Her eyes took swift tally of the group, unheeding of their exclamations. “Please leave the room, Emma——” she went on speaking with a defiant hardness, broken now and then by an odd, piteous little catch in her young voice:

“I suppose you thought I’d eloped. I promise you now that I won’t; I won’t get married until you and daddy say I can. I’ll wait forever if you say so. I can’t bear to hurt any one’s feelings. But I’ll never be[182] happy here at home any more, and I’ll never care for anybody here. I may act as if I cared, but I won’t, really! I’ll only care for Francis—as he cares for me.” The wind from some far source seemed to shake her with its ruthless power. “You think I’m so young—you make me younger than I really am so that I don’t know how to tell you what I mean—to tell you so that you’ll understand. When I’m with Francis he doesn’t need to speak, he doesn’t even need to be near me; but I’m just so happy!” Her voice had changed to the exquisite cadence of love. “It’s my own life! And whether I’m glad or sorry, I want to spend it with him. I want to be with him anyway—I want to be with him if I die for it!”
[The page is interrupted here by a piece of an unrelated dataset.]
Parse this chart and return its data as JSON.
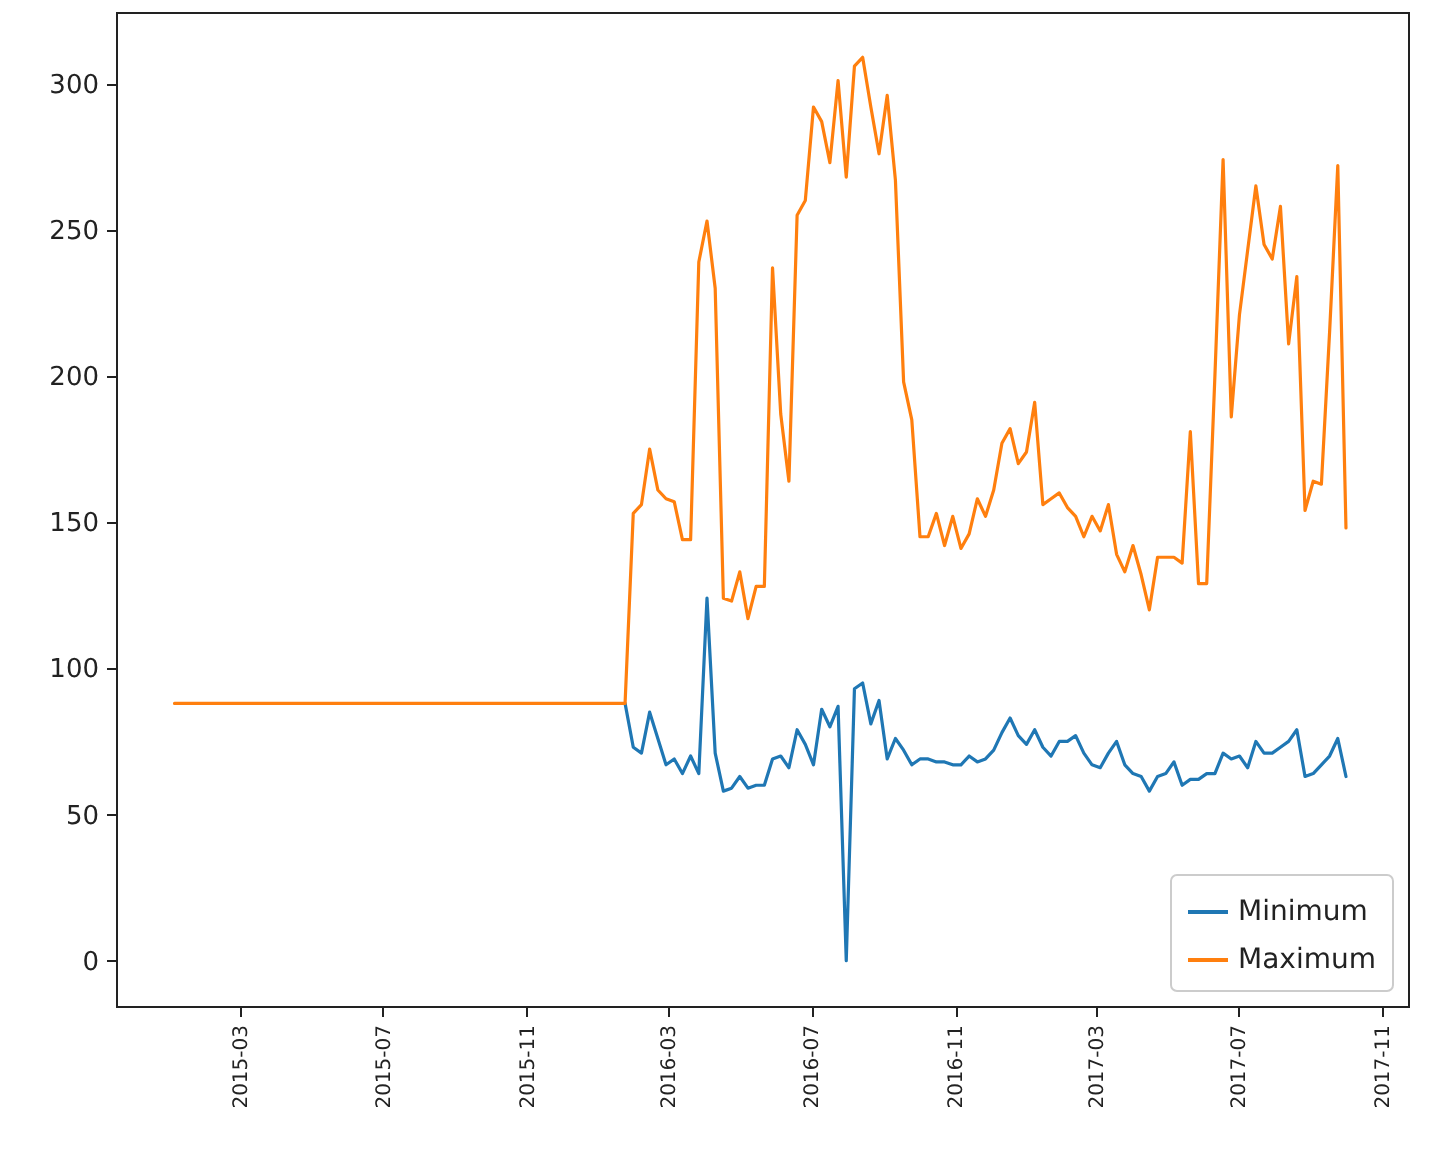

She put her hand on her heart with a quick, passionate gesture, her ice-blue eyes had in them that look which is as old as the world, as deep as life. She stepped past the weeping sisters to throw herself on her knees by her mother, to hide her bright head upon her mother’s breast, to reach her young arms up to clasp around her mother’s neck as she whispered:

“Oh, mother, mother, you ought to know!”

“It certainly was a beautiful wedding!”[183] Little Miss Ward was calling once more at the Malisons; her voice was earnestly kind. “How lovely Miss Annette and Miss Elinor looked. I never saw girls keep their looks so well! And Miss Elinor engaged, too, at last! Every one was so surprised at Miss Tina’s getting married so soon. Mr. Fanshawe seemed very happy, I shouldn’t wonder if there really was more to him than people think; he shook my hand so—cordially, it’s a little lame yet. And as for the bride”—Miss Ward lowered her voice tenderly—“well, Mrs. Grandison said, when she saw that child’s sweet, young face going up the aisle, there was something so pathetic about it that she just broke down and gave up and cried, when she thought of all that might be before her. Have you ever thought what a lottery life is?”

“Yes,” said Mrs. Malison. She had indeed! For good or for evil the portion of the youngest was Tina’s. She had had, as always, her own way.